ÇOCUK ENDOKRİNOLOJİSİ OLGU SUNUMLARI -11-, İstanbul, Türkiye, 13 - 14 Mayıs 2022, ss.156
Giriş:
Jeune sendromu olarak da bilinen asfiktik torasik distrofi, çan şeklinde veya küçük, uzun, dar toraks, ekstremite
cüceliği, uzun kemiklerin kısalığı, kısa el, polidaktili gibi karakteristik iskelet anomalileri olan, multisistemik
komplikasyonların eşlik edebildiği nadir görülen, otozomal resesif kalıtılan bir iskelet displazidir. Çoğu
vaka iskelet özellikleri ile tespit edilse de iskelet dışı komplikasyonlar ile geniş bir spektruma sahiptir ve prognoz
hastalar arasında büyük farklılıklar gösterir.
Olgu:
Yetersiz kilo alımı nedeniyle çocuk gastroenterolojisi izlemi esnasında ekstremitelerinde kısalık fark edilen 2
yaşında erkek hasta kliniğimize yönlendirildi. Anne ve babası arasında akrabalık yoktu. Öyküsünden prematür
olarak doğduğu, solunum sıkıntısı nedeniyle yenidoğan yoğun bakımda yattığı, o dönemde intrakraniyel
kanama ve konvulziyon öyküsü olduğu, polidaktili nedeniyle opere edildiği, geçirilmiş epilepsi ve prematur
doğum öyküsü nedeniyle çocuk nöroloji, ev tozu alerjisi ve astım nedeniyle çocuk alerji, proteinüri nedeniyle
çocuk nefroloji bölümü tarafından izlendiği ve enalapril tedavisi kullandığı öğrenildi. Fizik muayenesinde;
ağırlığı 8.6 kg (<3. p, SDS -1.66), boyu 79.5 cm (3. p, SDS -1.8), kemik yaşı 2 yaş ile uyumluydu. Çan
şeklinde gögüs kafesi ve rizomeli mevcuttu. Hemogram, rutin biyokimya ve tiroid fonksiyon testlerinde patoloji
saptanmadı. Beyin manyetik rezonans görüntülemesi normaldi, psikometrik değerlendirmesinde kişisel
sosyal gelişimi yaş grubunun gerisindeydi. Ekokardiyografisi normaldi. 4 yıl boyunca takiplerine gelmeyen
hastanın son muayenesinde takvim yaşı 6, kemik yaşı 5, ağırlığı 15 kg (<3. p, SDS -2.6), boyu 103.5 cm (<3.

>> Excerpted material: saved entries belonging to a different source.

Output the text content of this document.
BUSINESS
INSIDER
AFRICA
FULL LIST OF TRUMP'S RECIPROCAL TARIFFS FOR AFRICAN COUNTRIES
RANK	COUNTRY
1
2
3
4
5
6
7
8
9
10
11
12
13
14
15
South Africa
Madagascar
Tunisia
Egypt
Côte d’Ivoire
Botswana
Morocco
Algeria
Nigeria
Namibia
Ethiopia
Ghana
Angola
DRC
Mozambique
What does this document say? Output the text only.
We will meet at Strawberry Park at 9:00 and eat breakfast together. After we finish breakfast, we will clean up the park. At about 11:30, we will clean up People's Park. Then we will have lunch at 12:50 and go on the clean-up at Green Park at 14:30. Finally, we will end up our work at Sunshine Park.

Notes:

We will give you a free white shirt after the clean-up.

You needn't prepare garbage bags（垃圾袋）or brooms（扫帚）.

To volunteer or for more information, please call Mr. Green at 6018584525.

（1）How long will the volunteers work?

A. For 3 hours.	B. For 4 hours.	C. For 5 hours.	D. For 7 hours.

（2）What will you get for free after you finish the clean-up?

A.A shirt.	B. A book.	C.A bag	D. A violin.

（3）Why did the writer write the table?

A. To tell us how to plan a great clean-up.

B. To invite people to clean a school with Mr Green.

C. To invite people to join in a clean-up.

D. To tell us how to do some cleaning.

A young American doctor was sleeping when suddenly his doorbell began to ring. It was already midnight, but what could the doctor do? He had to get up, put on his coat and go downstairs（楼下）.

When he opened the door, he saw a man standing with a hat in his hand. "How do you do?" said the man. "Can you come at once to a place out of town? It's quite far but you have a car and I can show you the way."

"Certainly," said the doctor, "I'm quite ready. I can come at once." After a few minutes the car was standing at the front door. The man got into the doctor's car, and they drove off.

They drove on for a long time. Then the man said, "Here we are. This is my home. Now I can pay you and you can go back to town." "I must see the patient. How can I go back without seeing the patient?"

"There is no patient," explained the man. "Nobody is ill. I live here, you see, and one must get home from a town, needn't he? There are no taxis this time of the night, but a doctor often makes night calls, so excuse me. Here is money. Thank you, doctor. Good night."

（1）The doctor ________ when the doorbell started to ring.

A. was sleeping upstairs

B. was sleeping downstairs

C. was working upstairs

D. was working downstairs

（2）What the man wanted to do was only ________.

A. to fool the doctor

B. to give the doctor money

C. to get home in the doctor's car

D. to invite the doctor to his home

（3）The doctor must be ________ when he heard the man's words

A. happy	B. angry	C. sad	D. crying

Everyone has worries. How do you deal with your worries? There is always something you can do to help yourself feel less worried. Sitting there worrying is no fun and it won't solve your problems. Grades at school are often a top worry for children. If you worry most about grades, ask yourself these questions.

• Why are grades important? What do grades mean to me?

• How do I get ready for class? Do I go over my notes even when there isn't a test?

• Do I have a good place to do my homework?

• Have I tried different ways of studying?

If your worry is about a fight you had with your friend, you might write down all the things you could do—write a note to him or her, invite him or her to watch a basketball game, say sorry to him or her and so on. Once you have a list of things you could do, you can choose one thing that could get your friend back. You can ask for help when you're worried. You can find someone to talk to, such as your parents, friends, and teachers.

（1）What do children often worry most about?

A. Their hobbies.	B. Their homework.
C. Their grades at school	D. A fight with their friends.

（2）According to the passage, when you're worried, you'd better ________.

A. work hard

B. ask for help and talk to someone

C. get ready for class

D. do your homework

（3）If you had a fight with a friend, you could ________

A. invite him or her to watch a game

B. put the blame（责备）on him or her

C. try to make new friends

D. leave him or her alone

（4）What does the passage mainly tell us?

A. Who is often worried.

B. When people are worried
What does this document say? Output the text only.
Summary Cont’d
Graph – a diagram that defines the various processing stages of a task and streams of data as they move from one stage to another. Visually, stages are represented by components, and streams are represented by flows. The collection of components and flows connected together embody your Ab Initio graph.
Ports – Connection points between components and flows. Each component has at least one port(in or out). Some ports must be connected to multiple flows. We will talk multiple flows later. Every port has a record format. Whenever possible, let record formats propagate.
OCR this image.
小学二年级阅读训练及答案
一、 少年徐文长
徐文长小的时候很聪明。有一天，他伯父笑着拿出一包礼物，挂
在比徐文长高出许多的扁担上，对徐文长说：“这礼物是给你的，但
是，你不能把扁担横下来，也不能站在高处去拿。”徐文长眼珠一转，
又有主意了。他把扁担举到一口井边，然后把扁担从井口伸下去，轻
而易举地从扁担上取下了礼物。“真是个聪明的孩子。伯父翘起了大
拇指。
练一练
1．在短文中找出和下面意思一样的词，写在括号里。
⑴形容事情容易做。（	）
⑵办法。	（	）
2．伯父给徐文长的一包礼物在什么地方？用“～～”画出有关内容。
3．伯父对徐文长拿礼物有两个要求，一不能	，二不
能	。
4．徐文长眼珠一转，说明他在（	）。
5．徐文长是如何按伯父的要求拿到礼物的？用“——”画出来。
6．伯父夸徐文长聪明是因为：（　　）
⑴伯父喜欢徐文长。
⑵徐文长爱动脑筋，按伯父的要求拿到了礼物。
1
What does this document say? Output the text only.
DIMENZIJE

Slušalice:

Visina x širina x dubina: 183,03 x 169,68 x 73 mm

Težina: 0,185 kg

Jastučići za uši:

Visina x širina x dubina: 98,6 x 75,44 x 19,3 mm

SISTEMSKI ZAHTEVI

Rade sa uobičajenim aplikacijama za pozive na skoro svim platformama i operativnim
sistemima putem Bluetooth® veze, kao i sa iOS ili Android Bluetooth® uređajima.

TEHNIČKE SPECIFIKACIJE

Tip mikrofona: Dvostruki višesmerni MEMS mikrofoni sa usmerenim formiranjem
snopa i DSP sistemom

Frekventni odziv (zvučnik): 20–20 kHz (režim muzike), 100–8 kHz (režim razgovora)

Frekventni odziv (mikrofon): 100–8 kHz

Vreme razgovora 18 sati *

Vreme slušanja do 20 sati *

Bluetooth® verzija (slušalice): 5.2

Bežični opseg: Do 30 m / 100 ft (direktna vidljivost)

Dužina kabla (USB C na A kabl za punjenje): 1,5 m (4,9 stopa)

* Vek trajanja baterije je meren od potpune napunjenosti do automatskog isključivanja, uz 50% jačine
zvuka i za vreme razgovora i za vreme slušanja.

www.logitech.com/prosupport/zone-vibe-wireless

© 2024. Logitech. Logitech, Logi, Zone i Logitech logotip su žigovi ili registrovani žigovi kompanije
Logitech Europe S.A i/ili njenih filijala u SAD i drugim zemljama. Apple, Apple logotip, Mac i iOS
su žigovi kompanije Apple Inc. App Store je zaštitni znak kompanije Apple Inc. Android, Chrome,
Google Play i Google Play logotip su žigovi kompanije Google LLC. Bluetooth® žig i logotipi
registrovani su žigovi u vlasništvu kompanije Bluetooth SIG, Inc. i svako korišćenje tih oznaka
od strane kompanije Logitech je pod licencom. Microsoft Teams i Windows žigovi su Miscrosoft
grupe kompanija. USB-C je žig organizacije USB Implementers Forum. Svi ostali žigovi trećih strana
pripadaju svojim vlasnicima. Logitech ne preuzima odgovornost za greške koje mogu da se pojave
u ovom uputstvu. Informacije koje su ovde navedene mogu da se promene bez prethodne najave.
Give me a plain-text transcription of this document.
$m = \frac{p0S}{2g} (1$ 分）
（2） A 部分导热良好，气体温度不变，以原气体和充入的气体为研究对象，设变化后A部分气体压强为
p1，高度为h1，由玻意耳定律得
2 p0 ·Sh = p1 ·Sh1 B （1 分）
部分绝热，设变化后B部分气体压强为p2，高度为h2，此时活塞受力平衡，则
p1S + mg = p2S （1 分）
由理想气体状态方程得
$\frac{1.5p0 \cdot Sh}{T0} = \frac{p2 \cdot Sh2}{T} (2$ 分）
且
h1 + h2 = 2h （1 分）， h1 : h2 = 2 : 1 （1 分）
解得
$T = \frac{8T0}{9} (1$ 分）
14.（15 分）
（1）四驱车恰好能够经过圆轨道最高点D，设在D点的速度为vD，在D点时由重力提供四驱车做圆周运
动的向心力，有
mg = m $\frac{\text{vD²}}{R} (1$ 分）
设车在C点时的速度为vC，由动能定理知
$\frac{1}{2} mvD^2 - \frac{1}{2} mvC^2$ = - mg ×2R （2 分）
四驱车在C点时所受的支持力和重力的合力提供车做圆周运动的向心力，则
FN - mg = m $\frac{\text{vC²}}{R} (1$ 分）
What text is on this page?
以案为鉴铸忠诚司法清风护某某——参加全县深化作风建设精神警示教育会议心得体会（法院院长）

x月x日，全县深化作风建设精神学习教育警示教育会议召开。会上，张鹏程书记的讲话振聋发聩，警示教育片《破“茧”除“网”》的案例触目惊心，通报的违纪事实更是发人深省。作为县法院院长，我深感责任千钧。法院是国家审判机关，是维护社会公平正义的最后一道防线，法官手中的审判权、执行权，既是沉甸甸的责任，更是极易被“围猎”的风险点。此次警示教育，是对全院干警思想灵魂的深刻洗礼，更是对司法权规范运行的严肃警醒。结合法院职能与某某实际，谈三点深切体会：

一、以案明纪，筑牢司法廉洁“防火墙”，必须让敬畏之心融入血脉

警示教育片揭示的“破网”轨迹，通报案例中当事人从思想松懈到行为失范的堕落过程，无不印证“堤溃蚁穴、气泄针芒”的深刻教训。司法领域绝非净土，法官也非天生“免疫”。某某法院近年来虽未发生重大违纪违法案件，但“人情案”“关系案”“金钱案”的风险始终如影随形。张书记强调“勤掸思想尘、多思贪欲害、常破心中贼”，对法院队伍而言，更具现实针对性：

p, SDS -2.7) ve büyüme hızı 6 cm/yıl idi. Etyolojiye yönelik olarak yapılan tüm ekzom dizi analizinde DNYC2H1
geninde biallelik mutasyon saptanarak Jeune Sendromu tanısı konuldu.
Sonuç:
Jeune Sendromu, küçük, dar bir göğüs ve değişken ekstremite kısalığı ile karakterize nadir görülen bir iskelet
displazisi olup, klinik özellikleri ve genetiği oldukça heterojendir. Literatürde letal, şiddetli, hafif ve latent
klinik formlar bildirilmiştir. Ekstremite kısalığı nedeniyle başvuran ve multisistemik bulguların eşlik ettiği
hastalarda tanıda akılda tutulmalıdır.